USE OF PROTEIN ELECTROPHORETOGRAMS FOR THE IDENTIFICATION OF RALSTONIA SOLANACEARUM IN POTATO TUBERS
Stefani E., Mazzucchi U.
U.C.I. Scienze e Tecnologie Agroalimentari e Agroambientali, University of Bologna, Italy
Densitometric analysis was performed on protein profiles of 55 strains of Ralstonia solanacearum from an international collection, isolated from different hosts and different geographical areas. The purpose was to set up a rapid and reliable method for the identification of this quarantine pathogen in potato lots imported from countries where the disease is endemic. Eighteen saprophytic potato strains were also isolated in Italy from imported potato lots, with morphological traits very similar to R. solanacearum and their protein profiles were compared with those of the pathogen. The comparison of all the electrophoretograms was made with an appropriate software, used to perform the principal component analysis (PCA) and calculate the correlation coefficient (Pearson index). This made it possible to discriminate very clearly between the saprophytes and all the pathogen strains, from potato and from other hosts. The R. solanacearum strains were divided into two groups: all the potato and some tomato strains (race 3) from the Mediterranean area were included in one group (group A). It was also possible to identify a group containing the Central America strains, while other groups included strains from other geographical areas, both isolated from potato and from other hosts.

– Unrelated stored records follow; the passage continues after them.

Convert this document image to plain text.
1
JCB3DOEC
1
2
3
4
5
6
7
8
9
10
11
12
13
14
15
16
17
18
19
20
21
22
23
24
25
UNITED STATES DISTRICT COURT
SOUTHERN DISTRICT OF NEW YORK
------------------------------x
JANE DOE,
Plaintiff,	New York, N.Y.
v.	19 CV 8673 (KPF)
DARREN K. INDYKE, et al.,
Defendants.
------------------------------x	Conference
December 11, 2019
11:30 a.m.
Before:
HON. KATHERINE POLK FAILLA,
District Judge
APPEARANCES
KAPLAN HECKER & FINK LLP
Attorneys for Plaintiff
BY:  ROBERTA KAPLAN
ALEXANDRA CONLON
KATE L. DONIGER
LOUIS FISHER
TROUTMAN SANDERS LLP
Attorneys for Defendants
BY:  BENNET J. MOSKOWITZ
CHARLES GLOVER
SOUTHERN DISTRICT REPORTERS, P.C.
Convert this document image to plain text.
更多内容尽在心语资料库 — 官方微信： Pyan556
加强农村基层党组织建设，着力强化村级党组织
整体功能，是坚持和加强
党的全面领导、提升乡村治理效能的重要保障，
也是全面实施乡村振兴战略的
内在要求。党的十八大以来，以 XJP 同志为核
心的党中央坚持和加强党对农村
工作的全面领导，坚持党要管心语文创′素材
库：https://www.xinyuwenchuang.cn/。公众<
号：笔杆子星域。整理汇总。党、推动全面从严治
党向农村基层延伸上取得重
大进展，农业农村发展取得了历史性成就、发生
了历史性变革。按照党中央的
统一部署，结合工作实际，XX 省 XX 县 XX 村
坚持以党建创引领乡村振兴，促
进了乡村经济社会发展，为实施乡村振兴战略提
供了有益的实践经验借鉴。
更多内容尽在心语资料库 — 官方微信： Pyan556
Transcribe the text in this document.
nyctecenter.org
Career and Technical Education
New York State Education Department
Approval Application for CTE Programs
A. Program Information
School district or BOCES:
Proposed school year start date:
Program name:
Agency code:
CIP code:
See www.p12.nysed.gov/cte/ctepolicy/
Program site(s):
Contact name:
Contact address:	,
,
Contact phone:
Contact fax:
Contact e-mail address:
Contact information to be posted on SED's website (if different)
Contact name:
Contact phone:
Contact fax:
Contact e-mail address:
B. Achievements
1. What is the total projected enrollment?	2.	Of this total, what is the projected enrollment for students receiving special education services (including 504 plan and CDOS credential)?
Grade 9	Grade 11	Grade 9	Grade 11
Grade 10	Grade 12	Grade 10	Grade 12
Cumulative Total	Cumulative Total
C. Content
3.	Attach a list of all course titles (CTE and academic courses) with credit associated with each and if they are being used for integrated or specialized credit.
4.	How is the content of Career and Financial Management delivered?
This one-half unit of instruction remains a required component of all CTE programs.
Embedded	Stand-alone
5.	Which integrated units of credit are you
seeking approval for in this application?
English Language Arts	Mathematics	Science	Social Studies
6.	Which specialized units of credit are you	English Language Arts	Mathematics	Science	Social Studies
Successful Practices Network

The correlation coefficient made it possible to group all the R. solanacearum strains for r=0.76; within this there was group A with r=0.92. A potato saprophytic strain was noted in association with some strains of the pathogen isolated in tropical areas: PCA only was useful to discriminate that strain; the other saprophytes had very low correlation indices, from 0.58 to 0.13. These results showed the taxonomic uniformity of R. solanacearum potato strains isolated in the European and Mediterranean area and the possibility of using the analysis of electrophoretograms to distinguish this pathogen from any saprophytic strains with very similar morphological features.